Yohanes XXIII juga pernah sekali menyapa beberapa pengunjung Yahudi dengan kata-kata, “Saya ini Yusuf, saudara kalian.”[71] Walaupun pernyataan misterius Yohanes XXIII kepada orang-orang Yahudi ini sering dikutip, maknanya belum pernah dijelaskan. Kami percaya bahwa ada penjelasan baik untuk maknanya: Pernyataan Yohanes XXIII, “Saya ini Yusuf, saudara kalian”, mengutip Kejadian 45:4. Pernyataan ini dibuat oleh patriark Yusuf, putra Yakub, kepada para saudaranya sewaktu mereka datang ke Mesir di waktu bencana kelaparan. Mereka yang akrab dengan cerita Kitab Suci ini tahu bahwa Yusuf dahulu telah dijual sebagai budak oleh para saudaranya bertahun-tahun sebelumnya, tetapi ia telah naik ke jabatan tertinggi di dalam kerajaan Mesir (walaupun ia bukan salah seorang dari mereka) karena ia berhasil menafsirkan mimpi Firaun. Karena ia telah naik ke jabatan tertinggi di kerajaan bangsa Mesir, ia bebas menyalurkan harta benda kerajaan sesuka hatinya – yaitu, kepada saudara-saudaranya. Disalurkannya berlimpah-limpah kepada para saudaranya dengan cuma-cuma.

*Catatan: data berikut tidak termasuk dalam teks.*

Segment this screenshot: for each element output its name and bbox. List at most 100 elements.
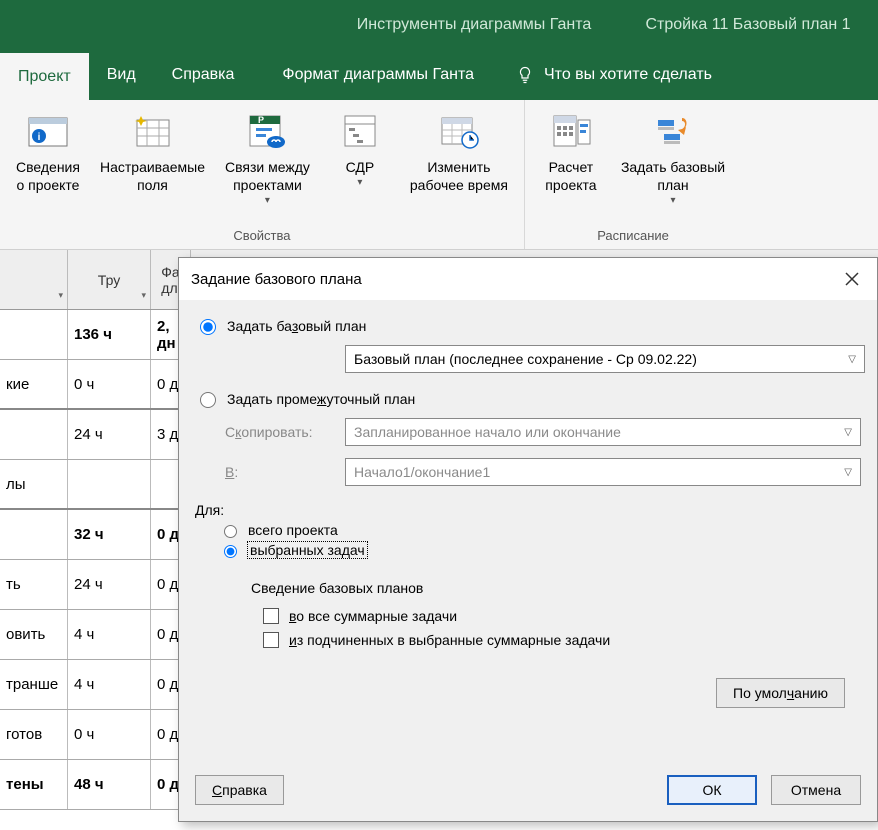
chk-label: во все суммарные задачи [289, 608, 457, 624]
cell: 0 ч [68, 360, 151, 408]
calculator-icon [550, 110, 592, 152]
cell: транше [0, 660, 68, 709]
cmd-custom-fields[interactable]: Настраиваемые поля [90, 104, 215, 194]
chk-rollup-from-sub[interactable]: из подчиненных в выбранные суммарные зад… [263, 632, 861, 648]
col-header-work[interactable]: Тру▾ [68, 250, 151, 309]
cmd-label: Настраиваемые поля [100, 158, 205, 194]
dropdown-icon: ▾ [141, 290, 146, 301]
cell: 4 ч [68, 660, 151, 709]
radio-scope-all[interactable]: всего проекта [219, 522, 861, 538]
into-combo[interactable]: Начало1/окончание1 ▽ [345, 458, 861, 486]
info-icon: i [27, 110, 69, 152]
rollup-header: Сведение базовых планов [251, 580, 861, 596]
copy-label: Скопировать: [225, 424, 335, 440]
cmd-change-worktime[interactable]: Изменить рабочее время [400, 104, 518, 194]
chevron-down-icon: ▽ [848, 354, 856, 365]
tell-me-label: Что вы хотите сделать [544, 66, 712, 84]
chevron-down-icon: ▽ [844, 467, 852, 478]
lightbulb-icon [516, 66, 534, 84]
defaults-button[interactable]: По умолчанию [716, 678, 845, 708]
ribbon-group-properties: i Сведения о проекте Настраиваемые поля … [0, 100, 525, 249]
document-title: Стройка 11 Базовый план 1 [618, 16, 878, 34]
dialog-title: Задание базового плана [191, 271, 362, 288]
radio-label: Задать промежуточный план [227, 391, 415, 407]
baseline-combo[interactable]: Базовый план (последнее сохранение - Ср … [345, 345, 865, 373]
cell [68, 460, 151, 508]
cell [0, 510, 68, 559]
col-header[interactable]: ▾ [0, 250, 68, 309]
checkbox-icon [263, 608, 279, 624]
svg-text:P: P [258, 115, 264, 125]
cell: готов [0, 710, 68, 759]
scope-section: Для: всего проекта выбранных задач [195, 496, 861, 562]
cell: 48 ч [68, 760, 151, 809]
radio-scope-selected[interactable]: выбранных задач [219, 542, 861, 558]
checkbox-icon [263, 632, 279, 648]
into-label: В: [225, 464, 335, 480]
radio-input[interactable] [200, 392, 216, 408]
cell: кие [0, 360, 68, 408]
cmd-set-baseline[interactable]: Задать базовый план ▾ [611, 104, 735, 207]
dropdown-icon: ▾ [58, 290, 63, 301]
cancel-button[interactable]: Отмена [771, 775, 861, 805]
group-label: Свойства [6, 224, 518, 249]
baseline-icon [652, 110, 694, 152]
close-button[interactable] [837, 264, 867, 294]
copy-combo[interactable]: Запланированное начало или окончание ▽ [345, 418, 861, 446]
wbs-icon [339, 110, 381, 152]
radio-input[interactable] [224, 545, 237, 558]
cmd-label: Расчет проекта [545, 158, 596, 194]
radio-label: Задать базовый план [227, 318, 366, 334]
calendar-clock-icon [438, 110, 480, 152]
cmd-calc-project[interactable]: Расчет проекта [531, 104, 611, 194]
radio-set-baseline[interactable]: Задать базовый план [195, 316, 861, 335]
svg-text:i: i [38, 132, 41, 143]
cmd-wbs[interactable]: СДР ▾ [320, 104, 400, 189]
title-bar: Инструменты диаграммы Ганта Стройка 11 Б… [0, 0, 878, 50]
ribbon: i Сведения о проекте Настраиваемые поля … [0, 100, 878, 250]
tab-gantt-format[interactable]: Формат диаграммы Ганта [252, 50, 504, 100]
close-icon [845, 272, 859, 286]
tab-view[interactable]: Вид [89, 50, 154, 100]
chevron-down-icon: ▽ [844, 427, 852, 438]
cmd-project-info[interactable]: i Сведения о проекте [6, 104, 90, 194]
cmd-label: Сведения о проекте [16, 158, 80, 194]
cmd-label: Задать базовый план [621, 158, 725, 194]
context-tab-title: Инструменты диаграммы Ганта [0, 16, 618, 34]
cell: 32 ч [68, 510, 151, 559]
chevron-down-icon: ▾ [357, 176, 362, 189]
cell: 4 ч [68, 610, 151, 659]
cell: лы [0, 460, 68, 508]
combo-value: Запланированное начало или окончание [354, 424, 621, 440]
project-link-icon: P [246, 110, 288, 152]
combo-value: Базовый план (последнее сохранение - Ср … [354, 351, 697, 367]
ok-button[interactable]: ОК [667, 775, 757, 805]
chk-rollup-all-summary[interactable]: во все суммарные задачи [263, 608, 861, 624]
tab-project[interactable]: Проект [0, 50, 89, 100]
chevron-down-icon: ▾ [671, 194, 676, 207]
set-baseline-dialog: Задание базового плана Задать базовый пл… [178, 257, 878, 822]
cell: овить [0, 610, 68, 659]
chevron-down-icon: ▾ [265, 194, 270, 207]
cell [0, 310, 68, 359]
group-label: Расписание [531, 224, 735, 249]
ribbon-group-schedule: Расчет проекта Задать базовый план ▾ Рас… [525, 100, 741, 249]
cell: тены [0, 760, 68, 809]
scope-label: Для: [195, 502, 861, 518]
dialog-footer: Справка ОК Отмена [179, 765, 877, 821]
cell: ть [0, 560, 68, 609]
cell: 136 ч [68, 310, 151, 359]
tab-help[interactable]: Справка [154, 50, 253, 100]
cell: 24 ч [68, 560, 151, 609]
cell: 24 ч [68, 410, 151, 459]
tell-me[interactable]: Что вы хотите сделать [504, 50, 724, 100]
radio-input[interactable] [200, 319, 216, 335]
help-button[interactable]: Справка [195, 775, 284, 805]
chk-label: из подчиненных в выбранные суммарные зад… [289, 632, 610, 648]
radio-input[interactable] [224, 525, 237, 538]
cell: 0 ч [68, 710, 151, 759]
cell [0, 410, 68, 459]
cmd-project-links[interactable]: P Связи между проектами ▾ [215, 104, 320, 207]
radio-set-interim[interactable]: Задать промежуточный план [195, 389, 861, 408]
grid-sparkle-icon [131, 110, 173, 152]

Sewaktu kita mempertimbangkan bukti bahwa Yohanes XXIII adalah seorang Freemason, bahwa ia memulai proses revolusi melawan Gereja Katolik pada Vatikan II, dan bahwa “masa kepausan” Yohanes XXIII merintis antara lain sikap revolusioner baru kepada orang-orang Yahudi, makna pernyataannya kepada orang-orang Yahudi menjadi jelas. Seperti Yusuf, yang bukan salah seorang dari bangsa Mesir, mendapati dirinya tertancap pada puncak hierarki bangsa Mesir dan menyingkapkan hal ini kepada para saudaranya bahwa dirinya adalah “Yusuf, saudara kalian”, Yohanes XXIII memberi tahu orang-orang Yahudi bahwa ia adalah “Yusuf, saudara kalian” karena sesungguhnya ia adalah seorang penyusup Yahudi yang tertancap pada jabatan tertinggi dalam hierarki Kristiani (atau kelihatannya seperti itu). Ini adalah cara terselubung Yohanes XXIII untuk menyingkap jati dirinya yang sebenarnya: seorang Anti-Paus berkonspirasi yang sedang membantu musuh-musuh Gereja.

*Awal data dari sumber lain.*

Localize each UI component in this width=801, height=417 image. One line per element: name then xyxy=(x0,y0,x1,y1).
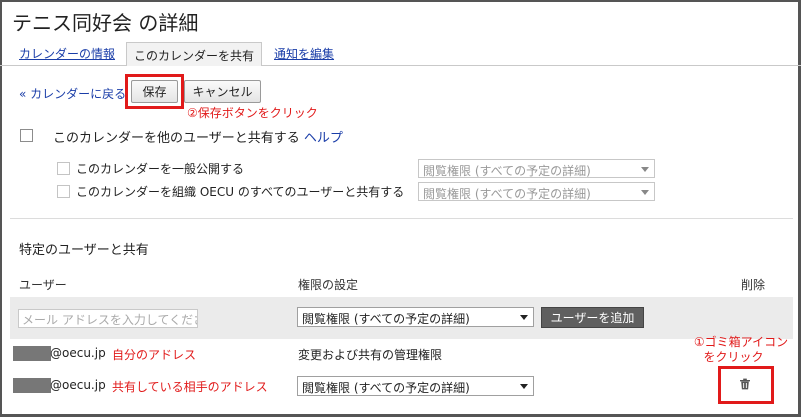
column-header-delete: 削除 xyxy=(741,278,766,292)
help-link[interactable]: ヘルプ xyxy=(304,131,343,146)
org-share-checkbox[interactable] xyxy=(57,185,70,198)
org-permission-value: 閲覧権限 (すべての予定の詳細) xyxy=(423,187,591,201)
new-user-permission-select[interactable]: 閲覧権限 (すべての予定の詳細) xyxy=(297,307,534,327)
share-public-text: このカレンダーを他のユーザーと共有する xyxy=(53,131,300,146)
tab-bar: カレンダーの情報 このカレンダーを共有 通知を編集 xyxy=(0,42,801,66)
share-public-checkbox[interactable] xyxy=(20,129,33,142)
share-public-label: このカレンダーを他のユーザーと共有する ヘルプ xyxy=(53,127,343,146)
redacted-email-2 xyxy=(13,378,51,393)
email-input[interactable]: メール アドレスを入力してください xyxy=(18,309,198,328)
save-highlight-box xyxy=(125,74,184,109)
user-2-permission-select[interactable]: 閲覧権限 (すべての予定の詳細) xyxy=(297,376,534,396)
chevron-down-icon xyxy=(641,190,649,195)
add-user-button[interactable]: ユーザーを追加 xyxy=(541,307,644,328)
publish-checkbox[interactable] xyxy=(57,162,70,175)
new-user-permission-value: 閲覧権限 (すべての予定の詳細) xyxy=(302,312,470,326)
save-annotation: ②保存ボタンをクリック xyxy=(187,106,318,120)
user-2-permission-value: 閲覧権限 (すべての予定の詳細) xyxy=(302,381,470,395)
org-share-label: このカレンダーを組織 OECU のすべてのユーザーと共有する xyxy=(76,185,405,199)
tab-calendar-info[interactable]: カレンダーの情報 xyxy=(19,45,115,62)
self-address-annotation: 自分のアドレス xyxy=(112,348,197,362)
trash-annotation-line2: をクリック xyxy=(703,350,764,364)
publish-label: このカレンダーを一般公開する xyxy=(76,162,245,176)
column-header-permission: 権限の設定 xyxy=(298,278,359,292)
publish-permission-value: 閲覧権限 (すべての予定の詳細) xyxy=(423,164,591,178)
section-divider xyxy=(10,218,793,219)
column-header-user: ユーザー xyxy=(19,278,67,292)
user-2-email: @oecu.jp xyxy=(50,378,106,392)
publish-permission-select[interactable]: 閲覧権限 (すべての予定の詳細) xyxy=(418,159,655,178)
user-1-email: @oecu.jp xyxy=(50,346,106,360)
org-permission-select[interactable]: 閲覧権限 (すべての予定の詳細) xyxy=(418,182,655,201)
back-to-calendar-link[interactable]: « カレンダーに戻る xyxy=(19,85,126,102)
redacted-email-1 xyxy=(13,346,51,361)
chevron-down-icon xyxy=(520,315,528,320)
user-1-permission: 変更および共有の管理権限 xyxy=(298,348,443,362)
trash-icon[interactable] xyxy=(739,378,751,390)
tab-notifications[interactable]: 通知を編集 xyxy=(274,45,334,62)
tab-share-calendar[interactable]: このカレンダーを共有 xyxy=(126,42,263,66)
cancel-button[interactable]: キャンセル xyxy=(184,80,261,103)
chevron-down-icon xyxy=(641,167,649,172)
page-title: テニス同好会 の詳細 xyxy=(12,11,199,35)
shared-address-annotation: 共有している相手のアドレス xyxy=(112,380,268,394)
specific-users-heading: 特定のユーザーと共有 xyxy=(19,243,149,258)
chevron-down-icon xyxy=(520,384,528,389)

Beberapa saat sebelum kematiannya, Yohanes XXIII mengarang doa berikut untuk para Yahudi. Doa ini ditegaskan oleh Vatikan sebagai karya dari Yohanes XXIII.[72]
Yohanes XXIII berkata bahwa orang-orang Yahudi tetap merupakan umat pilihan, yang adalah bidah. Kata “perfidis Judæis” (Yahudi durhaka) adalah istilah yang digunakan orang-orang Katolik pada Liturgi Jumat Agung sampai waktu Yohanes XXIII menghapuskannya pada tahun 1960.[74] Kata “perfidis” bisa berarti “durhaka”/“tidak beriman”. “Pada Jumat Agung tahun 1963, kardinal selebran di Gereja St. Petrus menuturkan kata-kata lama itu (perfidis Judæis) karena kebiasaan. Yohanes XXIII menghebohkan para umat dengan menghentikan kardinal, tengah mengucapkan kata-kata tersebut, “Ucapkanlah dengan cara yang baru.’”[75]
Kepada seorang anak laki-laki Yahudi yang baru dibaptis, Yohanes XXIII berkata: “Dengan menjadi Katolik, kamu tidak menjadi kurang Yahudi.”[77] Pada malam kematian Yohanes XXIII, Kepala Rabi Roma dan para pemimpin komunitas Yahudi lainnya berkumpul bersama ratusan ribu orang di Lapangan Santo Petrus untuk berkabung.[78]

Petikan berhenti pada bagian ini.